Ontario School District representative Benardina Navarrete and High School Student Genesis Romero stand on either side of an Ontario School District banner in the hallway of Alameda Elementary School.

Genesis Romero is a EUVALCREE volunteer and a senior at Vale High School in Vale, OR. For her senior project she organized a resource fair to inform Latino families of existing resources and services in the community.

The event took place on October 8th from 10am to 2pm at Alameda Elementary School in Ontario, OR.

Later that evening, Genesis participated in a focus group hosted by EUVALCREE to discuss community needs with one of our major partners, Saint Alphonsus Medical Center - Ontario. She shared insights from her own experience, as well as her learnings from the event she organized. Genesis said: The best thing a student can have is the support of their teachers. Unfortunately, more often then not, students are not supported by their teachers and, furthermore, are frequently disregarded as someone who is not going to accomplish much in life.

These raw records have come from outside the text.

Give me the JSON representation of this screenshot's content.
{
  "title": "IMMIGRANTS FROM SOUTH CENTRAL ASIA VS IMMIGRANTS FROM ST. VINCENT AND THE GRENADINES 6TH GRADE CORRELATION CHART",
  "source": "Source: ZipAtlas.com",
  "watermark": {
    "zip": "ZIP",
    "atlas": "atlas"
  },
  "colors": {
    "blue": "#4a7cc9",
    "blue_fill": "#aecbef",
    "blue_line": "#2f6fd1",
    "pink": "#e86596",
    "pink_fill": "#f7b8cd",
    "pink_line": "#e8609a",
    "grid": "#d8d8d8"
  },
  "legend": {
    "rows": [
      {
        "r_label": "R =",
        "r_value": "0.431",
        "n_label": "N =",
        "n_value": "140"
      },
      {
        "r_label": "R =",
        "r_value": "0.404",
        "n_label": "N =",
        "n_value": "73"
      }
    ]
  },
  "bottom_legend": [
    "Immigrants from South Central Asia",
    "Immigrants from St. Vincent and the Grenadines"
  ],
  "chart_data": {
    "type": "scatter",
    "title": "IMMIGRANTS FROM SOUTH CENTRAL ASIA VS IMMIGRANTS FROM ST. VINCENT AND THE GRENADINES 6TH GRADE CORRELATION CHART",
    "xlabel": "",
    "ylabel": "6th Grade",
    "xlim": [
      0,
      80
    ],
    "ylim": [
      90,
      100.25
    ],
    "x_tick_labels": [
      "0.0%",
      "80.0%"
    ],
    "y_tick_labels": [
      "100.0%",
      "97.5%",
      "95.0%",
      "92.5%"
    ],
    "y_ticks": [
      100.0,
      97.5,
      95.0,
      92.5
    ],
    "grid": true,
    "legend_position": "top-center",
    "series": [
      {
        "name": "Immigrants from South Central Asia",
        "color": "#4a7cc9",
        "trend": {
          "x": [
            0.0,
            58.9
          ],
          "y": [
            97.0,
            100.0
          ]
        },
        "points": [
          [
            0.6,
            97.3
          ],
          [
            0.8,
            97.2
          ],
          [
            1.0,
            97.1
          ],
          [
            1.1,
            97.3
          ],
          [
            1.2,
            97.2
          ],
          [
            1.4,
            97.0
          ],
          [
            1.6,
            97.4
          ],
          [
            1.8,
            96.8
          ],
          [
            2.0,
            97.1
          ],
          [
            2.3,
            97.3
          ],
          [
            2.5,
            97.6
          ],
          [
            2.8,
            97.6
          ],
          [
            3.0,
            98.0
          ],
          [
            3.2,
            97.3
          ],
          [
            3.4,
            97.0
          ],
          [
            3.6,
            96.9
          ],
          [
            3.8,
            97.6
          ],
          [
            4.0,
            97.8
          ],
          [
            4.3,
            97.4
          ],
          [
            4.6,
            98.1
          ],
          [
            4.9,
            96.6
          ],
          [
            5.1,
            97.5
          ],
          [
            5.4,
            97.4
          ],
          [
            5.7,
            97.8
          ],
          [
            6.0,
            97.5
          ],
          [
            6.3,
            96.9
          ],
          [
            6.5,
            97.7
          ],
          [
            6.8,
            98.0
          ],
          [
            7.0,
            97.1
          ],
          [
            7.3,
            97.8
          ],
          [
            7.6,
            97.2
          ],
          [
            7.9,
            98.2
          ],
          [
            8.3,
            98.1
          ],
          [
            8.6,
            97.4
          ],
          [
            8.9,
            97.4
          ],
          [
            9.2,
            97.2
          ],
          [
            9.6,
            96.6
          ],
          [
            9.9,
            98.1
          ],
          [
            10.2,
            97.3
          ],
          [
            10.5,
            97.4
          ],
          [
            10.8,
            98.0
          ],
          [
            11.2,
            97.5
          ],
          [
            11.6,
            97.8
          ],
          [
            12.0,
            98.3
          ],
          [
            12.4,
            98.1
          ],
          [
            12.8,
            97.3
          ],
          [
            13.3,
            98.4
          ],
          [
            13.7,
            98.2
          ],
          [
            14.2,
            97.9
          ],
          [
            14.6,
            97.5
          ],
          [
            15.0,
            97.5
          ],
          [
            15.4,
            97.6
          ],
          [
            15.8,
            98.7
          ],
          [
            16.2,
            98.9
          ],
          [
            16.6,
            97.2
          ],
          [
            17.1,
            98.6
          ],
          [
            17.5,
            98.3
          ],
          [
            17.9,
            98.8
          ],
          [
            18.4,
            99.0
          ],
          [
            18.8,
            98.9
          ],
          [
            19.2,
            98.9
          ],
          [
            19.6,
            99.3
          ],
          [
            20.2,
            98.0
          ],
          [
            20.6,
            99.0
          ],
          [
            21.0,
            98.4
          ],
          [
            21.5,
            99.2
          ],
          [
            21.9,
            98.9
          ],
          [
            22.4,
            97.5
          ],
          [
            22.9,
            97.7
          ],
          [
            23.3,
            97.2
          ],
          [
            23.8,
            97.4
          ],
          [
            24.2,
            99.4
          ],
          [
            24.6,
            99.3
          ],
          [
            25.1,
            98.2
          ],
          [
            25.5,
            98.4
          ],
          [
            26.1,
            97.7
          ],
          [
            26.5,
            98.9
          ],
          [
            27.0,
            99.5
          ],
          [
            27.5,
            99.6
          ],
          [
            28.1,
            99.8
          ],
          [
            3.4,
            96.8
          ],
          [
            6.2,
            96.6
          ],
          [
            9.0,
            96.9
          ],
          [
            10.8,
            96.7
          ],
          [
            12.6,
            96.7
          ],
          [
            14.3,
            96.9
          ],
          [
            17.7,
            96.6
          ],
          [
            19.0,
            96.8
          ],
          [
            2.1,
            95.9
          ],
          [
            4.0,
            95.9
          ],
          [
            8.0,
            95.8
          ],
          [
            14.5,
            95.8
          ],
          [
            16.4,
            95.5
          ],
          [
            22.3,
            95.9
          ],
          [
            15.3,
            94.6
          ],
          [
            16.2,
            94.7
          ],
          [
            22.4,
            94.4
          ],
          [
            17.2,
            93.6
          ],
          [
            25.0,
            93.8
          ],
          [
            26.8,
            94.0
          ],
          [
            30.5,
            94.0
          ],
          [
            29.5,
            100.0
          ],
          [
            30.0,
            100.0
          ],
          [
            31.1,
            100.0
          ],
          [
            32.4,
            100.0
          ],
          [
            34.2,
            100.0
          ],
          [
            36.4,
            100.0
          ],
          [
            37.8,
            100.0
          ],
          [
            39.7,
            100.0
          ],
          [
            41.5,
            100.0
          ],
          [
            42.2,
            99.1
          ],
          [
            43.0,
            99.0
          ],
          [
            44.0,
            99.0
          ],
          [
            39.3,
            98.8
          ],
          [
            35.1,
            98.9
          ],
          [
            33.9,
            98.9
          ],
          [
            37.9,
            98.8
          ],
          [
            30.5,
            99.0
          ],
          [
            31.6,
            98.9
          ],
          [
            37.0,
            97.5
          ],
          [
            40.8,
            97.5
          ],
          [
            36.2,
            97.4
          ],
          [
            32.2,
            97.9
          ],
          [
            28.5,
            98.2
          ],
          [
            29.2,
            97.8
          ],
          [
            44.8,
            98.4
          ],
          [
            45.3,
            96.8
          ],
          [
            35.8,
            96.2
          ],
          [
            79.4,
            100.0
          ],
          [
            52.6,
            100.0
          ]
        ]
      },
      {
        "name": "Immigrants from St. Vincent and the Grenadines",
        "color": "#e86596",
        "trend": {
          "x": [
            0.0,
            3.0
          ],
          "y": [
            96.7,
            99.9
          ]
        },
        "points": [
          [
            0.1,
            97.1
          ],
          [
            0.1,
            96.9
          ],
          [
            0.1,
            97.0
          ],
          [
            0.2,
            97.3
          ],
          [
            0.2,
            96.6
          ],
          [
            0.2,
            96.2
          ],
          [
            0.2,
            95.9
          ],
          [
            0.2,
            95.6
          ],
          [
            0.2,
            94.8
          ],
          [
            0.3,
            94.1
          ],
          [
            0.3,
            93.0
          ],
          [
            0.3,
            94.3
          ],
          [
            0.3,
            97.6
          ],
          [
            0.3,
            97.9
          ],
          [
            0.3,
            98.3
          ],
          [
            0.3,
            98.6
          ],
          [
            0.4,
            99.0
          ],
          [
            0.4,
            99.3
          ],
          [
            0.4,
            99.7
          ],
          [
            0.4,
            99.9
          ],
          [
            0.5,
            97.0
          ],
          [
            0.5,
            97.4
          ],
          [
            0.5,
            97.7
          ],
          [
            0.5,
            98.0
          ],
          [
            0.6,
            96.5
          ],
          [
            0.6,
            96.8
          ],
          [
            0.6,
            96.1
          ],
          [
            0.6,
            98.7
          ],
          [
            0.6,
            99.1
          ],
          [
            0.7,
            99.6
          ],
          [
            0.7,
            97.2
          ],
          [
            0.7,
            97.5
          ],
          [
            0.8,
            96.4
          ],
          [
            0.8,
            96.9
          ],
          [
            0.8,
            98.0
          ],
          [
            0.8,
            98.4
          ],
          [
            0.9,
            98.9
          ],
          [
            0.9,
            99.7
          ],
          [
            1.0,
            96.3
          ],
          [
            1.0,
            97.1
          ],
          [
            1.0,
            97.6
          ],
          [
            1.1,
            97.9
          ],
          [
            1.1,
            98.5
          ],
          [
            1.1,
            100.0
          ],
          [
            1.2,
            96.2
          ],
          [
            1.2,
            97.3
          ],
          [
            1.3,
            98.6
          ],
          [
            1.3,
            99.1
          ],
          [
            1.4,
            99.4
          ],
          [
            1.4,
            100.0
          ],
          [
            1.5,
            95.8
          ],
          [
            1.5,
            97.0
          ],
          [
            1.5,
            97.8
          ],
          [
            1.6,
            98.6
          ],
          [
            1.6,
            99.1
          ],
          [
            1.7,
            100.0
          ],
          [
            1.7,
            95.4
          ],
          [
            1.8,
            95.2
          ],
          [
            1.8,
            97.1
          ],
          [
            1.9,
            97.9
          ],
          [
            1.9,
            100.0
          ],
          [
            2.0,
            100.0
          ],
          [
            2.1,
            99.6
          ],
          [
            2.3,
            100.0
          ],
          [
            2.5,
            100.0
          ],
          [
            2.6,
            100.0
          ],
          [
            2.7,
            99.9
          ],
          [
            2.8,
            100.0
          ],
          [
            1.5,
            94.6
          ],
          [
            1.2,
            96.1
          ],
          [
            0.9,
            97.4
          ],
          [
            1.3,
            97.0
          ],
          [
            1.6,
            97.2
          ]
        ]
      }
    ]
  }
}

Genesis is graduating from high school this year. She dreams of becoming a forensic scientist and, later, a medical examiner. 

 

EUVALCREE Assesses Hard-to-Reach Community Members' Needs

 A EUVALCREE Community Organizer provides information on leadership and advocacy courses, and how to become a volunteer, at a table draped with a EUVALCREE banner. Three women and two kids crowd around the table.

A EUVALCREE Community Organizer provides information on leadership and advocacy courses, and how to become a volunteer, at a table draped with a EUVALCREE banner. Three women and two kids crowd around the table.

EUVALCREE recently conducted a different kind of community assessment. How was it different? They focused on reaching the community members that are hard to reach - the ones who have not accessed services or resources, or replied to a questionnaire asking what they could use to help them achieve their dreams for themselves and their families.

The collection period occurred over the course of four months. 17 trained volunteers went door to door in Malheur County, Oregon, and Payette and Washington Counties, Idaho. The average household visit was approximately 60 minutes. With almost 900 volunteer hours in data collection, 497 community assessments were collected. The data was transcribed over the course of two months, and the results are currently being analyzed.

From this information, EUVALCREE is developing a strategic plan to address the identified community needs and make the changes necessary to move the Eastern Oregon Latino community forward. Results will be made public once a strategic plan is adopted, and the strategic plan will be made public as well.